All of these frameshifted peptides are lost during the filtering process, both in our example here and in the original paper. Whether they warrant a closer inspection, and whether they may real selection hits is an open question.
These frameshifted reads, which comprise a large fraction of the round 7 dataset, are all lost upon read filtering:
[22]:
out_dir = C.fastq_parser.dirs.logs
exp_name = C.fastq_parser.exp_name
fname = next(Path(out_dir).glob(f"{exp_name}_pipeline_summary*.csv"))
summary = pd.read_csv(fname)
# only show the pipeline summary for the seventh round of selection
cols = ['Unnamed: 0', 'elapsed time, s', 'DCCL22_r7']
summary[cols].style.format({
'elapsed time, s': '{:.1f}',
'DCCL22_r7': '{:.0f}'
}).set_table_styles(
[{'selector': 'th, td', 'props': [('font-family', 'Consolas, monospace')]}]
)
[22]:
| Unnamed: 0 | elapsed time, s | DCCL22_r7 | |
|---|---|---|---|
| 0 | nan | nan | 0 |
| 1 | fetch_dir_fastq | 1.7 | 153025 |
| 2 | trim_exp | 2.6 | 153025 |
| 3 | translate_dna | 5.3 | 153025 |
| 4 | length_summary | 1.9 | 153025 |
| 5 | length_summary | 3.5 | 153025 |
| 6 | q_score_summary | 5.5 | 153025 |
| 7 | fastq_count_summary | 0.4 | 153025 |
| 8 | length_filter | 0.7 | 68564 |
| 9 | constant_region_filter | 0.2 | 65769 |
| 10 | variable_region_filter | 2.0 | 64921 |
| 11 | q_score_filter | 0.3 | 64462 |
| 12 | fetch_region | 0.1 | 64462 |
| 13 | filter_ambiguous | 2.3 | 64462 |
| 14 | sequence_level_convergence_summary | 3.4 | 64462 |
| 15 | token_level_convergence_analysis | 20.8 | 64462 |
| 16 | token_level_convergence_analysis | 48.9 | 64462 |
| 17 | unpad_data | 2.1 | 64462 |
| 18 | save_data | 0.1 | 64462 |
| 19 | fastq_count_summary | 1.1 | 64462 |
| 20 | fastq_count_summary | 1.0 | 64462 |
| 21 | fastq_count_summary | 0.5 | 64462 |
| 22 | fastq_count_summary | 0.4 | 64462 |
| 23 | library_design_summary | 0.0 | 64462 |
| 24 | joint_dataset_count_summary | 2.1 | 64462 |
| 25 | umap_hdbscan_summary | 560.0 | 64462 |
[26]:
fraction_retained = summary['DCCL22_r7'].iloc[-1] / summary['DCCL22_r7'].iloc[1]

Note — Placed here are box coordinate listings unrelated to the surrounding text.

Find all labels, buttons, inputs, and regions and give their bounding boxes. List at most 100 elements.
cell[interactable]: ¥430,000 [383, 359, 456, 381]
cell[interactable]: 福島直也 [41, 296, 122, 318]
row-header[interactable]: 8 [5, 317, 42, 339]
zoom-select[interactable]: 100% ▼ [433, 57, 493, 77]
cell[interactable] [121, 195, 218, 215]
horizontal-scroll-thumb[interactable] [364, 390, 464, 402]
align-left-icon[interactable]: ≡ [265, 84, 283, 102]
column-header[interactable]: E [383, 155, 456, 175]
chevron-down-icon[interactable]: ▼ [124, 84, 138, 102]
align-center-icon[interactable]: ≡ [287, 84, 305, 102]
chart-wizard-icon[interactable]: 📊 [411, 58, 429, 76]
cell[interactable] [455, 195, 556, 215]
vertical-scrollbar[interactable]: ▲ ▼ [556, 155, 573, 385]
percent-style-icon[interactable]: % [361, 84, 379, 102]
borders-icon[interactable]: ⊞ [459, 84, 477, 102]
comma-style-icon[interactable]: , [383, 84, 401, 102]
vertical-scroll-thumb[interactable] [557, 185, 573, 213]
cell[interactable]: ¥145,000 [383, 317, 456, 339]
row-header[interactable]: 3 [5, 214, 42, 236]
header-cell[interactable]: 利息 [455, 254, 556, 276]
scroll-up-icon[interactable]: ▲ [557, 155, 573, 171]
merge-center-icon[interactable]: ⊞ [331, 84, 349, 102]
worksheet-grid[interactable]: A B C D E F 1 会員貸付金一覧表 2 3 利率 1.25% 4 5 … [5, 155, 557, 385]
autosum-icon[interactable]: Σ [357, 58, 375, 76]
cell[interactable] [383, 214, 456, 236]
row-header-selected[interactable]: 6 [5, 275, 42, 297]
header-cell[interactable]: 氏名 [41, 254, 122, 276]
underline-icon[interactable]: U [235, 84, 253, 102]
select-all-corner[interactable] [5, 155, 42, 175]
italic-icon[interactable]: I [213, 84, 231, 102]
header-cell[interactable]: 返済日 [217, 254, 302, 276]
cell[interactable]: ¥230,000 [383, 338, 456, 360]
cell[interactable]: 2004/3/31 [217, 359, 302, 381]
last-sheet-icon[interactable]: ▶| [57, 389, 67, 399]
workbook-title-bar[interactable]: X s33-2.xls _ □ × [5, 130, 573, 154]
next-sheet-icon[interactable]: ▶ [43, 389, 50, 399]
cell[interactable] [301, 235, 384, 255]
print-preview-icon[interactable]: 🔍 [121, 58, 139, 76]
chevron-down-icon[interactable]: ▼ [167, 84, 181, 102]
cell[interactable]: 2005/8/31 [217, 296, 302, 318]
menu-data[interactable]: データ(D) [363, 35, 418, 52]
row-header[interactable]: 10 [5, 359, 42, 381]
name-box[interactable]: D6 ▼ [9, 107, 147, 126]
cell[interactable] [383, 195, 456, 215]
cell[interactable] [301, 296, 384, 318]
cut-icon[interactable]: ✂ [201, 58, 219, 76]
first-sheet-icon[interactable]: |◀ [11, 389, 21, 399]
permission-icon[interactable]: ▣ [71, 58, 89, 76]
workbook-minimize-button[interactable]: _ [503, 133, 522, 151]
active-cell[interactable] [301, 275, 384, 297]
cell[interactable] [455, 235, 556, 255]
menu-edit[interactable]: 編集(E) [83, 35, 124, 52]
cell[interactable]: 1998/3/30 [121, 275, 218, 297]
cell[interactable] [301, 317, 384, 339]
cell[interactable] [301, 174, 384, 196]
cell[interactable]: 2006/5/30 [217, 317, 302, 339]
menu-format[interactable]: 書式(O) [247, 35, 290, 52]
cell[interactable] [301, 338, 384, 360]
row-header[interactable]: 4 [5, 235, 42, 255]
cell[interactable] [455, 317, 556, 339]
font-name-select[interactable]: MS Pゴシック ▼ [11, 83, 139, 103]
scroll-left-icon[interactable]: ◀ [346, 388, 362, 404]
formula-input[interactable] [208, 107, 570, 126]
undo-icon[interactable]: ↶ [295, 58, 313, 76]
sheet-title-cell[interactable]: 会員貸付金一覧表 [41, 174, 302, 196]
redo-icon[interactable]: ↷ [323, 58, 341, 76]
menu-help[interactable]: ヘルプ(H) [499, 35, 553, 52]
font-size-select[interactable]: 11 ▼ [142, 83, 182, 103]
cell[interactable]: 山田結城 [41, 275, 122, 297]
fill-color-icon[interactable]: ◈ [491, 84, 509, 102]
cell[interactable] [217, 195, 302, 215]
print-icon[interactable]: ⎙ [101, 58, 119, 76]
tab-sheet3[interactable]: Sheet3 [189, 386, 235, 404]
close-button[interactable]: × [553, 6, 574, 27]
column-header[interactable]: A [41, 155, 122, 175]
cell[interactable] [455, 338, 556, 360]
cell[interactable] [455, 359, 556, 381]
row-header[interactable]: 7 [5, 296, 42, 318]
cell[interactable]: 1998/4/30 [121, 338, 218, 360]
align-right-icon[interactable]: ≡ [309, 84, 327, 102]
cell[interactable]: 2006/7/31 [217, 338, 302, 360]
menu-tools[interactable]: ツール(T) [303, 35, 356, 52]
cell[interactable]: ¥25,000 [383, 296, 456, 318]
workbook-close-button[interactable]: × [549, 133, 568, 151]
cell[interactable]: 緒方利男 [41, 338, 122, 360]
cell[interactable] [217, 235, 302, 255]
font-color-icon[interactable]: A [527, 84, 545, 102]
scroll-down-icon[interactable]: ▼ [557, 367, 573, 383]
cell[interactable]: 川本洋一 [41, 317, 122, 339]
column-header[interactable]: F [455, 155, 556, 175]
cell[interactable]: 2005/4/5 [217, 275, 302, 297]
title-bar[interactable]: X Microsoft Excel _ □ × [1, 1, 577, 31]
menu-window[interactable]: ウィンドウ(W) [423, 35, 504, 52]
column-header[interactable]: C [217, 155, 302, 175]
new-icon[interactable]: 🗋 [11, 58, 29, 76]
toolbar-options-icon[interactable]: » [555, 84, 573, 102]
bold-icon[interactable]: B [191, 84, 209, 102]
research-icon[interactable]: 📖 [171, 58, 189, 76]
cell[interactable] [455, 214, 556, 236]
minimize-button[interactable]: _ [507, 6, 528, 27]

print(f'Only {100 * fraction_retained:.1f}% reads survived the filtration. In other words, {100 - 100 * fraction_retained:.1f}% was discarded.')
Only 42.1% reads survived the filtration. In other words, 57.9% was discarded.

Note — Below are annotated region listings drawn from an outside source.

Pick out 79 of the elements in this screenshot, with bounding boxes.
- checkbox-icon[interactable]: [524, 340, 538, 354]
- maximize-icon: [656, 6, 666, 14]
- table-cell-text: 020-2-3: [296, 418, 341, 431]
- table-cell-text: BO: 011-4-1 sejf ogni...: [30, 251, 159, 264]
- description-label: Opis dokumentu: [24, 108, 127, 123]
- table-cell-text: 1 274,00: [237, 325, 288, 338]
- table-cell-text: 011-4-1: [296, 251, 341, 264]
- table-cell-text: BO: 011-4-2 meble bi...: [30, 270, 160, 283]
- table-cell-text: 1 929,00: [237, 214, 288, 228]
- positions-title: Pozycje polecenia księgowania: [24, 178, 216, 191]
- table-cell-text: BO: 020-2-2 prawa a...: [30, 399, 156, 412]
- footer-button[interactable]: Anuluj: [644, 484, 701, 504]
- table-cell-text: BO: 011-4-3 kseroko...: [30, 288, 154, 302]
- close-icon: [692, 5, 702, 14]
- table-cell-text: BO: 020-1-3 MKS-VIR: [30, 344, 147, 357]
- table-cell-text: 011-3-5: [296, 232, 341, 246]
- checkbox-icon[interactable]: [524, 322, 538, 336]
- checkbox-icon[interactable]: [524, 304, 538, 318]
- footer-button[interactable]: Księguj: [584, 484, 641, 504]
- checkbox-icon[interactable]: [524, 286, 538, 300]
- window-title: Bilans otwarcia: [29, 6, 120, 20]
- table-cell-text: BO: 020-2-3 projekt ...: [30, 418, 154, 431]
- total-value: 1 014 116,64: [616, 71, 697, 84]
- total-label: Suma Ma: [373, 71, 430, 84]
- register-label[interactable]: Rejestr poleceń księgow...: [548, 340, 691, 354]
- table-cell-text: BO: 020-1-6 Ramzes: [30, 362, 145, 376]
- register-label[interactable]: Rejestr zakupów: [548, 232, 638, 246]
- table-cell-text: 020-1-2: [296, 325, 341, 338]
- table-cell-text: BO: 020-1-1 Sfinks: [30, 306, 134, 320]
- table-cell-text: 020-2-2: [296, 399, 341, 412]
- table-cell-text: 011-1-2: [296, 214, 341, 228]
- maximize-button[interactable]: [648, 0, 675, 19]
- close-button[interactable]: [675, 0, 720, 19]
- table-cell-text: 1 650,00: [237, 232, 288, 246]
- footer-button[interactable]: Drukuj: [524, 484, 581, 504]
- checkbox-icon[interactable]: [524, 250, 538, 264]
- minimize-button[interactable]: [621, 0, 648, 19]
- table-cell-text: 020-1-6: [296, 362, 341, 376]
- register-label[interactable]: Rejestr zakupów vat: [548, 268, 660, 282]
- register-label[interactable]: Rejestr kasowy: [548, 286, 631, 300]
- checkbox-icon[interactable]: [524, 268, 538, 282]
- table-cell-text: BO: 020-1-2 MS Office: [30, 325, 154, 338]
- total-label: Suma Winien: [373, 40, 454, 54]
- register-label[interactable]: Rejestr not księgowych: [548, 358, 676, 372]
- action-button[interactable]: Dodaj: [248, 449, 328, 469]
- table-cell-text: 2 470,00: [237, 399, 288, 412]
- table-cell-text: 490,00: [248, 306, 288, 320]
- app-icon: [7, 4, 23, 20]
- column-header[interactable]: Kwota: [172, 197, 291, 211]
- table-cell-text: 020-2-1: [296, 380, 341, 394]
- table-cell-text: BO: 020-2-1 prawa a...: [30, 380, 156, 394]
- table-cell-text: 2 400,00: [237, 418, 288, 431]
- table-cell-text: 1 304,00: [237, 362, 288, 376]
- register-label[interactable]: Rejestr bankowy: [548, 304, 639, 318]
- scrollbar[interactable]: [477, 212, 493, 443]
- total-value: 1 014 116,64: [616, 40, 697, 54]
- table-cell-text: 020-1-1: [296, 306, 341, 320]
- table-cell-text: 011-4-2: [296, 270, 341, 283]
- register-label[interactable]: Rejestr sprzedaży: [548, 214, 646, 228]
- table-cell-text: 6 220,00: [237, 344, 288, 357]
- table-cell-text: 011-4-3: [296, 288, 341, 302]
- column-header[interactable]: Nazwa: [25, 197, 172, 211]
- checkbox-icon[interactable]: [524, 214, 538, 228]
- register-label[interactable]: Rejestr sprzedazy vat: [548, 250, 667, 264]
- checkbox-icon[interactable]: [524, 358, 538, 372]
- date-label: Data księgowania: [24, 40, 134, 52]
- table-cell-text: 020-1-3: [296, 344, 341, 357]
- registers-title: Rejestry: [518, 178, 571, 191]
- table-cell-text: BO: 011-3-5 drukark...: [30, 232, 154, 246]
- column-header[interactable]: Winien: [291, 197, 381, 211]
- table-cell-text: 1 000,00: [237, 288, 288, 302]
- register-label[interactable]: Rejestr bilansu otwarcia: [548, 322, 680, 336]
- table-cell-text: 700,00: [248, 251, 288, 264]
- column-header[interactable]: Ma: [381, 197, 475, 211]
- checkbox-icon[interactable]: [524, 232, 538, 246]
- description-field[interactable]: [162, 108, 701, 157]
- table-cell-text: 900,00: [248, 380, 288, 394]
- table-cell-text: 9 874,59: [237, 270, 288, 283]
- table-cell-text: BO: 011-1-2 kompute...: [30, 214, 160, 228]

This filtering of 57.9% of the library strongly affected the apparent composition of the final dataset. Compare the relative abundances for several peptides before and after the filtering:
[31]:
peptide = initial_peptide_list.iloc[0]['Peptide']
initial_abundance = initial_peptide_list.iloc[0]['Dataset %']
final_abundance = final_peptide_list.iloc[0]['Dataset %']
print(f"Peptide: {peptide}; initial: {initial_abundance:.1f}%; final: {final_abundance:.1f}%")
Peptide: YYTHWIYTVNPRRCSALSA; initial: 9.3%; final: 22.4%
[32]:
peptide = initial_peptide_list.iloc[13]['Peptide']
initial_abundance = initial_peptide_list.iloc[13]['Dataset %']
final_abundance = final_peptide_list.iloc[7]['Dataset %']
print(f"Peptide: {peptide}; initial: {initial_abundance:.1f}%; final: {final_abundance:.1f}%")
Peptide: YETHWFVTYRAELCSALSA; initial: 0.8%; final: 1.9%
Whether these abundance differences are meaninfgul is besides the point of this example. With this demonstration, we hope to illustrate how clibas’s ability to collect statistics at arbitrary points in a pipeline enables a multifaceted analysis of NGS datasets.
This concludes example 2. The results have been written to ./outputs/Payne_CCL22 as specified in the config and can be interrogated further if desired. See the 1. Phage display: FXIa selection notebook for a walkthrough of the most important outputs.